The Prosperity Gospel Isn't Good News
The prosperity gospel crowd (who claim that if you give to their church, you will get more back from God than you give) often misuses a verse from Matthew's Gospel to make their case.
Here, it is from the New International Version (NIV) of the Bible:
Matthew 6:24 “No one can serve two masters. Either you will hate the one and love the other, or you will be devoted to the one and despise the other. You cannot serve both God and money.
A lot of biblical translations employ similar language for the last line of the verse, translating the last word as "money," "wealth," or "riches."
However, there is one version that leaves intact in its original form, the word used by the author of Matthew's Gospel, the Revised Standard Version (RSV). The word many other versions translate as "money" is mammon in the RSV.
Adherents and leaders within the prosperity gospel movement love this verse because it gives them an on-ramp to an argument that people should give more to their ministries.
Aside from being a gross and self-serving interpretation of the text, those who focus solely on translating mammon to money miss the whole point of the statement itself.
There's so much more here than a simple indictment of loving money more than God, so much more.
The word mammon refers to an entire system Fr. Richard Rohr describes as "disorder." Money may be a part of it, but the more expansive interpretation of mammon shows us that it includes power, inequality, oppression, and privilege.
The word mammon has been further expanded by many scholars to be a slang reference to a Canaanite and Mesopotamian god who demanded sacrifices from his adherents, including the sacrifice of their own children, in order to grant them their wishes.
In short, Jesus appears to be describing a system that acts like a false god or an idol that constantly demands more and more of us without offering anything in return other than emptiness and misery.

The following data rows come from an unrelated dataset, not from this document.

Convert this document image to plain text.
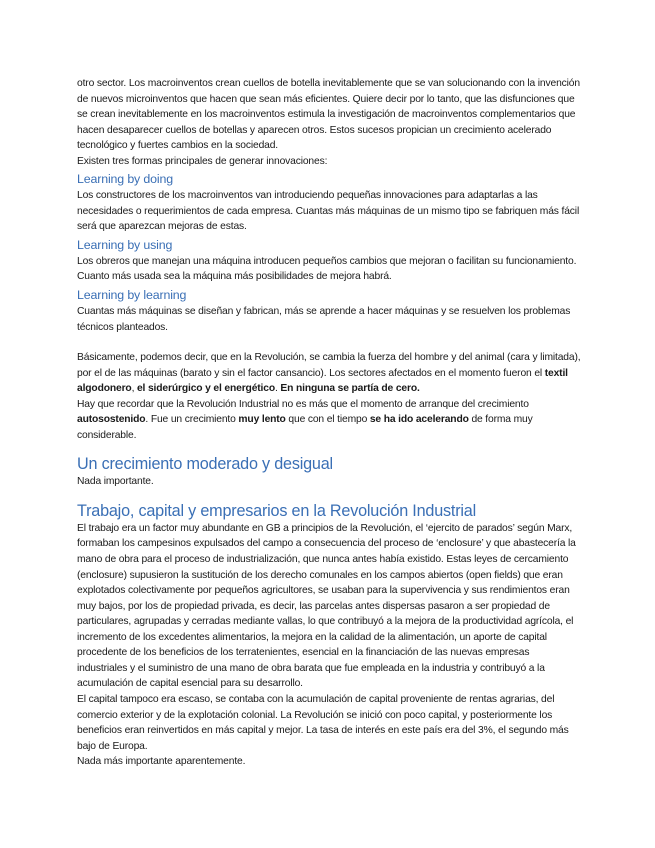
otro sector. Los macroinventos crean cuellos de botella inevitablemente que se van solucionando con la invención de nuevos microinventos que hacen que sean más eficientes. Quiere decir por lo tanto, que las disfunciones que se crean inevitablemente en los macroinventos estimula la investigación de macroinventos complementarios que hacen desaparecer cuellos de botellas y aparecen otros. Estos sucesos propician un crecimiento acelerado tecnológico y fuertes cambios en la sociedad.

Existen tres formas principales de generar innovaciones:

Learning by doing

Los constructores de los macroinventos van introduciendo pequeñas innovaciones para adaptarlas a las necesidades o requerimientos de cada empresa. Cuantas más máquinas de un mismo tipo se fabriquen más fácil será que aparezcan mejoras de estas.

Learning by using

Los obreros que manejan una máquina introducen pequeños cambios que mejoran o facilitan su funcionamiento. Cuanto más usada sea la máquina más posibilidades de mejora habrá.

Learning by learning

Cuantas más máquinas se diseñan y fabrican, más se aprende a hacer máquinas y se resuelven los problemas técnicos planteados.

Básicamente, podemos decir, que en la Revolución, se cambia la fuerza del hombre y del animal (cara y limitada), por el de las máquinas (barato y sin el factor cansancio). Los sectores afectados en el momento fueron el textil algodonero, el siderúrgico y el energético. En ninguna se partía de cero.

Hay que recordar que la Revolución Industrial no es más que el momento de arranque del crecimiento autosostenido. Fue un crecimiento muy lento que con el tiempo se ha ido acelerando de forma muy considerable.

Un crecimiento moderado y desigual

Nada importante.

Trabajo, capital y empresarios en la Revolución Industrial

El trabajo era un factor muy abundante en GB a principios de la Revolución, el ‘ejercito de parados’ según Marx, formaban los campesinos expulsados del campo a consecuencia del proceso de ‘enclosure’ y que abastecería la mano de obra para el proceso de industrialización, que nunca antes había existido. Estas leyes de cercamiento (enclosure) supusieron la sustitución de los derecho comunales en los campos abiertos (open fields) que eran explotados colectivamente por pequeños agricultores, se usaban para la supervivencia y sus rendimientos eran muy bajos, por los de propiedad privada, es decir, las parcelas antes dispersas pasaron a ser propiedad de particulares, agrupadas y cerradas mediante vallas, lo que contribuyó a la mejora de la productividad agrícola, el incremento de los excedentes alimentarios, la mejora en la calidad de la alimentación, un aporte de capital procedente de los beneficios de los terratenientes, esencial en la financiación de las nuevas empresas industriales y el suministro de una mano de obra barata que fue empleada en la industria y contribuyó a la acumulación de capital esencial para su desarrollo.

El capital tampoco era escaso, se contaba con la acumulación de capital proveniente de rentas agrarias, del comercio exterior y de la explotación colonial. La Revolución se inició con poco capital, y posteriormente los beneficios eran reinvertidos en más capital y mejor. La tasa de interés en este país era del 3%, el segundo más bajo de Europa.

Nada más importante aparentemente.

Those who short-change this interpretation by focusing solely on money unwittingly buy into what they say they are trying to avoid.
Jesus is saying here that you can't live in two worlds. You can't have one foot in the kingdom of God and another in the kingdom of mammon. There's no middle ground with this.
Fr. Richard Rohr puts it like this:
The love of God can’t be doled out by any process whatsoever. We can’t earn it. We can’t lose it. As long as we stay in this world of accumulation, of earning and losing, we’ll live in perpetual resentment, envy, or climbing.
This also needs to be said:
If you have ever been poor, you know what it's like to live in scarcity, to be uncertain whether to feed your family or keep the lights on because sometimes you must make that choice.
For some cynical preacher to take a verse like Matthew 6:24 and use it to prey primarily on people who don't have any wealth at all is unconscionable.
These preachers are either unwittingly or uncritically serving mammon when they do this. Their business model is grounded in accumulation and earning. The "gospel" they preach is a self-serving black hole that takes and takes but rarely gives.
God's love is not contingent upon how much or little we give to our church. God's love is unconditional. When we live with both feet firmly planted in God's kingdom, we become ambassadors of God's shalom.
We live out of the abundance of God's love rather than the scarcity of mammon.
When we live this way, our generosity is not coerced or an obligation. Our entire lives are an offering of gratitude for what God has done, is doing, and will do in our lives.
May we learn to live more fully out of this abundance. May we plant our feet firmly in God's kingdom of shalom. And may the grace and peace of our Lord Jesus Christ be with us now and always. Amen.